Fetal well-being relies upon successful maternal resuscitation. Treating the maternal critical illness takes precedence, both in terms of investigations and therapies required. Occasionally it may be necessary to deliver the fetus so as to optimize maternal resuscitation (usually only after 20 weeks as caval compression becomes significant from this gestation).

In cardiac arrests, emergency Caesarean section should take place alongside CPR.


Assessment (physiological changes of pregnancy)

The physiological changes that occur in pregnancy must be considered when assessing and treating pregnant women, these are:



  • Cardiovascular:



    • Plasma volume increases steadily up to 34 weeks’ gestation, in late pregnancy a haematocrit of 30-35% is not uncommon


    • Significant blood loss may occur without apparent maternal compromise (fetal distress may still occur)


    • Maternal heart rate may be by 25% in late pregnancy with a resultant increase in cardiac output of up to 1.5 L/minute


    • Supine positioning reduces venous return and cardiac output in the second half of pregnancy due to significant aorto-caval compression


    • Blood pressure typically falls by 5-15 mmHg during the 2nd trimester, returning to normal levels in the 3rd trimester


  • Respiratory:



    • Inspiratory capacity increases, FRC decreases; overall respiratory reserve reduces with pregnancy


    • Minute volume increases with tidal volume, leading to hypocapnia (PaCO2 ˜4 kPa) and compensated respiratory alkalosis


    • Oxygen consumption increases during pregnancy which, combined with the decrease in FRC, leads to rapid desaturation in the event of significant airway/breathing difficulties


  • Renal:



    • Glomerular filtration rate and renal plasma flow increase during pregnancy; serum urea and creatinine levels decrease (by up to 50% of normal)


  • GI tract:



    • Gastric emptying is delayed leading to risk of aspiration


  • Drug handling:



    • Maternal drug handling may be altered by changes occurring in pregnancy (e.g. serum albumin levels fall to levels of 20-30 g/L)

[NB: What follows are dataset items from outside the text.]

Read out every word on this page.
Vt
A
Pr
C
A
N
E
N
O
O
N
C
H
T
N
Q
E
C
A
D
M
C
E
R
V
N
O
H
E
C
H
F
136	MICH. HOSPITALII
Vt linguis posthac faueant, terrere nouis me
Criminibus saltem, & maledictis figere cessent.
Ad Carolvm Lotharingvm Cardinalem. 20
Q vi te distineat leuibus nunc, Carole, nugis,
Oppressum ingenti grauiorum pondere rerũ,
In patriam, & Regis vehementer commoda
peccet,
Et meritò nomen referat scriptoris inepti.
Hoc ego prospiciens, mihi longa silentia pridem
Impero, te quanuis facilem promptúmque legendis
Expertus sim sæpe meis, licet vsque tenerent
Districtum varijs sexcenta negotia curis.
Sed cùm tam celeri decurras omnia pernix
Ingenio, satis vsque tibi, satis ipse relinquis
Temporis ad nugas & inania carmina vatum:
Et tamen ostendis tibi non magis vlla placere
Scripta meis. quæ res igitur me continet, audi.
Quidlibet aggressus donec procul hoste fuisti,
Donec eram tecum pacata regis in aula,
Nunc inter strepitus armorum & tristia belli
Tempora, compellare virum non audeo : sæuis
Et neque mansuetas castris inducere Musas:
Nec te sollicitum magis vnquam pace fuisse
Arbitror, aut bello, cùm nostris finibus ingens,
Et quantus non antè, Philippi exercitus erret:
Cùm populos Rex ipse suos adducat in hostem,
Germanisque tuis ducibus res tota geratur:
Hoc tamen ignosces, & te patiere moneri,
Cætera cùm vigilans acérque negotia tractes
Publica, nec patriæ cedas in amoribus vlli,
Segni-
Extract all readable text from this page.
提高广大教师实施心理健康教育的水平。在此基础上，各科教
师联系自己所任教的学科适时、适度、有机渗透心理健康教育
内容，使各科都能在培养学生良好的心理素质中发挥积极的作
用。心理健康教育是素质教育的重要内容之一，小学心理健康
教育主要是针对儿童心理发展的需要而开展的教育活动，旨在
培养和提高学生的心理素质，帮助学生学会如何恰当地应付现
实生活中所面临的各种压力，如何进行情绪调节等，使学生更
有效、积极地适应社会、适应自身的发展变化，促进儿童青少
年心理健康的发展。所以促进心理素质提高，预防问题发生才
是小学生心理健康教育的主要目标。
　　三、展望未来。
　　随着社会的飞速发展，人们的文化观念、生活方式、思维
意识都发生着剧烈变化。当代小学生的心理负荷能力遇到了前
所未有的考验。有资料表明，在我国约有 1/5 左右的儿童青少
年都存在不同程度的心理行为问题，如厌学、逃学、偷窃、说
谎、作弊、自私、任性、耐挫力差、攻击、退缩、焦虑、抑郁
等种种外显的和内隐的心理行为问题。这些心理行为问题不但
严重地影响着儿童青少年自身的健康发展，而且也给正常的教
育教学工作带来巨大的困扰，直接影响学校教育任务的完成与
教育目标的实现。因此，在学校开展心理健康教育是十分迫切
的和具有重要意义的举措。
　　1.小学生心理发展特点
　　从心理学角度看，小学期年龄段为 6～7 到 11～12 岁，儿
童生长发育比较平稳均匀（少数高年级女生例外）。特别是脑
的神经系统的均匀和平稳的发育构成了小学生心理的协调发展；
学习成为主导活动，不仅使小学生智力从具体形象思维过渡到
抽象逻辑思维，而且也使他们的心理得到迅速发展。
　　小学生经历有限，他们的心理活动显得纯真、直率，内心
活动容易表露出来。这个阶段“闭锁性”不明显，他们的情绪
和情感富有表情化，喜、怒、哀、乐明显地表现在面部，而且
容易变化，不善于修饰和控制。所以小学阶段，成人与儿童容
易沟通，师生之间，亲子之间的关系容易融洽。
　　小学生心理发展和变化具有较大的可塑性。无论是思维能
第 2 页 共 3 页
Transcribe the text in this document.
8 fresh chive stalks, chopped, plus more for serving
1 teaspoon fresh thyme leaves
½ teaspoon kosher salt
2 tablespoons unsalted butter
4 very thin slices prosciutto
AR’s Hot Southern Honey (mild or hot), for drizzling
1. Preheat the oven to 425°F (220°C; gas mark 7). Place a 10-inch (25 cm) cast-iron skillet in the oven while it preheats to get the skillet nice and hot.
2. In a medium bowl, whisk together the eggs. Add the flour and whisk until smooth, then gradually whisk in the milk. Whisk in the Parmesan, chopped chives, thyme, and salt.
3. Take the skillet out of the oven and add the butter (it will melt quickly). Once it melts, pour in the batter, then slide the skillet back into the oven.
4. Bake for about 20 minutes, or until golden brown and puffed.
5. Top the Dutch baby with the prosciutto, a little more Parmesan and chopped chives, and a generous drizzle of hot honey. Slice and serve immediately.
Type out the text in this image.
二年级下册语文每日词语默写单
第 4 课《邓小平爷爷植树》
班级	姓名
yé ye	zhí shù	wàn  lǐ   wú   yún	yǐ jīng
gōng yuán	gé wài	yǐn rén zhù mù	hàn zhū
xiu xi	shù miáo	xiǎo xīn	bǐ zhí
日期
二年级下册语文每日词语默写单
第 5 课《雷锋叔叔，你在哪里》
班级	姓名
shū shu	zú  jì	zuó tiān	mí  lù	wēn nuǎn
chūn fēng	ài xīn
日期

    • Teratogenic/harmful effects of drugs to the fetus must be considered at different stages of the pregnancy




Immediate management

The use of an early warning scoring system, modified for obstetric patients, may facilitate the early detection of critical illness (Fig. 13.1; image p.428).

A multidisciplinary approach should be adopted with input from senior critical care/anaesthetic, obstetric, and midwifery disciplines.



  • Give O2 and support airway, breathing, and circulation as required.


  • If endotracheal intubation is required a rapid sequence intubation will be needed to minimize the risk of aspiration:



    • If endotracheal intubation is becoming increasing likely consider giving prophylactic ranitidine 150 mg PO, or equivalent (sodium citrate 30 ml PO can be used but may increase maternal nausea)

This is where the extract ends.